Ask the Duchess of Cambridge to pick her longest-serving pair of shoes and, almost certainly, she’ll reach for designer Penelope Chilvers’s long tassel boots. In the past 14 years, the Duchess’s boots have trudged the paths of Buddhist monks in Tibet, avoided grizzly encounters in Canada and side-stepped squelching situations on lawns across the UK. Amid a seemingly infinite display of politely heeled court shoes, her comfy and packable leather boots have stood fast.
Why? Their longevity can be attributed to the age-old practices of Spain’s leather craftsmen – long championed by Chilvers. Since her Mayfair store opened in 2005, her collections of Spanish-made accessories have amassed celebrity followers including Rihanna, Alexa Chung and Cate Blanchett. But in Andalucia, their origins remain as dusty and humble as they were 90 years ago when José Manuel Domínguez Rite’s grandfather first turned rivet to riches in the sun-baked hills of southern Spain.
While most of his time is spent designing his own range of bags, belts and equestrian leathers, twice a year Rite convenes with Chilvers in his terracotta-topped workroom 55 miles west of Seville – to design capsule collections which, months later, travel back to London and into the wardrobes of Chilvers’s stylish clientele.
Rite has never set foot on a jet, let alone a red carpet (where does he holiday? ‘Andalucia, of course’), and his workroom remains that which his father built ‘in the garden of [his] family home, with his own bare hands. Leather craft?’ he says. ‘It’s in my blood’. His commute is a 160ft stroll through Mediterranean shrubbery, resonant with the scent of figs and the distant whinnies of unbridled horses whose new saddles lie on the floor of Rite’s workroom.
If anyone can refer to their office as a living museum, Rite can. Decades-old equestrian leathers with gleaming hardware slump on the walls overlooking his worktop which, set with a full cutlery of awls, blades, embossing stamps and unidentifiable pointy instruments, is primed – ‘in the same way it has been since my father started here’ – for a tender cut of Spanish leather.
‘You’ll always find the softest deer and cattle skins in the north, but you can’t beat western Spain when it comes to sheep or goat,’ says Rite, slapping a hand on a hide. Then, silently, he takes a wooden-handled chisel and starts to plane the skin, scattering ringlets of suede shavings about his worktop. Leather thinned, an iron embossing tool impresses a blueprint, which Rite slices into the skin with an awl. A series of calculated jabs with a broguing pin completes the process.
In just 45 minutes, the fleshy stretch of deer skin has been reconfigured into a whirl of arabesque loops and arches, diced and punctured with robotic precision: a showy appliqué soon to be welded to a Penelope Chilvers handbag. ‘I’m a third-generation craftsman,’ he says. ‘But really all the knowledge and tools I use are indebted to the Moors, who taught the Spanish, and later the Americans, in the Golden Age of the Conquerors.’
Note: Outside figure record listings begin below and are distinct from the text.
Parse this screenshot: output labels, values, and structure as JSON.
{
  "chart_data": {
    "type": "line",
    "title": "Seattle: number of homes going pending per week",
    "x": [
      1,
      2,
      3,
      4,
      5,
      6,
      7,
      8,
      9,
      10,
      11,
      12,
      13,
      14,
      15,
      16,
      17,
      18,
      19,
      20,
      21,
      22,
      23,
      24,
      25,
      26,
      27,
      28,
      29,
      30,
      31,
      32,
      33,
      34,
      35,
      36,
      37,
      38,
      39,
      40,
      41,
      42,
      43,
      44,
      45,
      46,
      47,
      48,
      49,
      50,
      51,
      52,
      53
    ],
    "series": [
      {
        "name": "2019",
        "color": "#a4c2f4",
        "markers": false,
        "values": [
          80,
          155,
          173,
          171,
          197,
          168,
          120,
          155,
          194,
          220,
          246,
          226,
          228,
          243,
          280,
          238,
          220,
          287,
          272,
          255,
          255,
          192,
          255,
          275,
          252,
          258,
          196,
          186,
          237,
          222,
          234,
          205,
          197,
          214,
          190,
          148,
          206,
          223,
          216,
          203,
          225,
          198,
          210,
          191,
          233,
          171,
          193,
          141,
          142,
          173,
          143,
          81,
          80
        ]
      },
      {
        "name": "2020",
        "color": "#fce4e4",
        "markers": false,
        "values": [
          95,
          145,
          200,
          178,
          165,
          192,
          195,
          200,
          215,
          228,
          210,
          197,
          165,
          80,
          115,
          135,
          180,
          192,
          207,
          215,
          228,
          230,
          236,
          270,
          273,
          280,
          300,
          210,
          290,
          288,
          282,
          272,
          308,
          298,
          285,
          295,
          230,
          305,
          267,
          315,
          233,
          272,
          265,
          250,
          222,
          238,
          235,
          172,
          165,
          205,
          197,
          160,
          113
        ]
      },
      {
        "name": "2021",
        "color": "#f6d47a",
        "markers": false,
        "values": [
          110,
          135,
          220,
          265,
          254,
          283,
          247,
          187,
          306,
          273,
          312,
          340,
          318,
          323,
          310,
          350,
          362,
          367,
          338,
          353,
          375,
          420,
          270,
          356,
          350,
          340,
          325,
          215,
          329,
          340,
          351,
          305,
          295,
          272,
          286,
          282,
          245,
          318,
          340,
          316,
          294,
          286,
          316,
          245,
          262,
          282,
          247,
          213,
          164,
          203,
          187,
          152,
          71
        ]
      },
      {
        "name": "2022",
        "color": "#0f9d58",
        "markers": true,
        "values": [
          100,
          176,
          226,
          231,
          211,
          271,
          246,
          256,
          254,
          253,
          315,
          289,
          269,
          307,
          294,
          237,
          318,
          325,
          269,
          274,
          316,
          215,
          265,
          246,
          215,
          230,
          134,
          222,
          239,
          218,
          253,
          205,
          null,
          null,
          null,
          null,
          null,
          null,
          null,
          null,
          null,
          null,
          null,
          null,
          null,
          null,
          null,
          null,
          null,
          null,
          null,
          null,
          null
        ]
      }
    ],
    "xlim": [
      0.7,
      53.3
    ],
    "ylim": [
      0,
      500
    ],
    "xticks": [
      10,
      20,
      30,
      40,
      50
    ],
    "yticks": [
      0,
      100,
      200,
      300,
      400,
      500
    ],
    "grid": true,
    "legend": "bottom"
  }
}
In the gentle swoops of his hand-punched broguing can be found the Mudéjar-style horseshoe arches of the Alcazár Palace in nearby Seville, where bougainvillea blossom camouflages painted ceramic tiles. But beyond Andalucia, the Eastern history packed into each of Rite’s handicrafts can be found across Spain where, in polished boutique windows, his accessories comprise luxury tableaux. ‘Nothing compares to family wisdom passed from generation to generation,’ he says, ‘and as long as people with taste are looking for an escape, we’ll be here to provide it.’